The streamers, meanwhile gain frictionless access to living-room audiences without building out their own hardware or infrastructure. They avoid being siloed on individual devices or buried in app stores. Visibility within Sky's environment ensures they stay top-of-mind during a critical discovery moment: when the customer picks up the remote.

It’s not about who owns the whole journey — it’s about where your brand shows up, and whether it adds value in that moment.

Focus on distinctiveness, not just visibility

To avoid getting lost, brands need to think beyond just being seen. They need to be remembered. That means identifying the one thing they bring to the table and ensuring that the core message consistently shows up across the journey. Think about:

· What does your brand offer that no one else does?

· Where in the journey does that matter most?

· And how can you design those moments so that people remember you?

To be more distinctive, you can:

  1. Audit your customer journey: Understand where your brand appears, and where it disappears. Fix the gaps.

  2. Design for interruption: Use tone, design, and functionality to make your presence felt, even when you’re not the hero brand in the moment.

  3. Use brand assets consistently: Colours, tone of voice, naming conventions and owning your codes, especially in shared or white-label environments, are all critical.

  4. Invest in moments of delight: A memorable notification, email, or micro-interaction can help consumers recall your brand long after the main experience ends.

Take Too Good To Go, the app that connects users to restaurants and shops with surplus food. While it relies on the infrastructure of Google Maps, mobile payments, and local retailers, it ensures it’s remembered through playful UX copy, distinct branding, and a mission that users want to talk about. That’s distinctiveness in action.

Learning from brands that got lost along the way

They say you’re never too old to stop learning, and this is as true for brands as it is for people.

We can look to the past to see examples of what happens when you get it wrong. It can cost you everything.

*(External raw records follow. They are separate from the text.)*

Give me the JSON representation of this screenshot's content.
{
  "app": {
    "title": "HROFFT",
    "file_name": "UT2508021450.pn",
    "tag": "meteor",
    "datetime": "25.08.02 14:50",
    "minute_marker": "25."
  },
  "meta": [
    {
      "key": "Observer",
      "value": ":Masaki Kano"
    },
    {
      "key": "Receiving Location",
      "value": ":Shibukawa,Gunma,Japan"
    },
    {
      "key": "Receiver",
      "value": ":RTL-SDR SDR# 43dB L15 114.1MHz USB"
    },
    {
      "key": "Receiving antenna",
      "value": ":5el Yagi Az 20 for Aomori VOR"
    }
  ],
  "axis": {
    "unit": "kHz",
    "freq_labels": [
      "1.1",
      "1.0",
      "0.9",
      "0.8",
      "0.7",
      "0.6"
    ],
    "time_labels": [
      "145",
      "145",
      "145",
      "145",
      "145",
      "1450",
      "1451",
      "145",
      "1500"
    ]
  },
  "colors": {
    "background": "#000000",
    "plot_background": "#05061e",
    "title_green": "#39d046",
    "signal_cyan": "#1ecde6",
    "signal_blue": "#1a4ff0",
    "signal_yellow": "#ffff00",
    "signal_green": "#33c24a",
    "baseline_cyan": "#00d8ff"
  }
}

Few may remember Quibi, the short-form video streaming platform. Despite backing from Hollywood and big budget content, Quibi launched in a tightly closed app, refusing to integrate with TV casting or wider content ecosystems like Roku or Apple TV. Consumers were already juggling multiple content platforms, and Quibi’s refusal to play nicely made it irrelevant, very fast. It shut down in under a year! People need to see you in relevant places and entry points. Don’t close the loop for greater control and risk loosing visibility, salience and exposure.

Jawbone, the wearable tech company that once competed with Fitbit, is another example. Despite attempts to build an ecosystem around health tracking, the brand struggled with product reliability and failed to create a platform that users felt emotionally connected to. Meanwhile, Fitbit leaned into partnerships (with insurers, gyms and even Google) and leveraged a clearer user experience. Jawbone eventually shut down in 2017. This reminds us that brand building is about what you make people feel and the advantages people think you deliver. Walk the walk and talk the talk, any gaps get exposed quickly.

Even Yahoo offers a lesson. Once a dominant portal and media ecosystem, Yahoo tried to be everything — search engine, news aggregator, email, video and finance. But the lack of focus and poor integration across services made it forgettable in the face of more focused, seamless experiences from Google and Facebook. Its piecemeal ecosystem never truly felt like a whole and seamless experience. Brands need to think about what it is that they want people to do within and across an ecosystem, and how does that get people to interact in meaningful and connected ways.

The final act

Being part of a big ecosystem isn’t the problem. Being forgettable is. Brands that understand their strengths, and design around them, have a better chance of staying in the picture, no matter who they’re partnering with.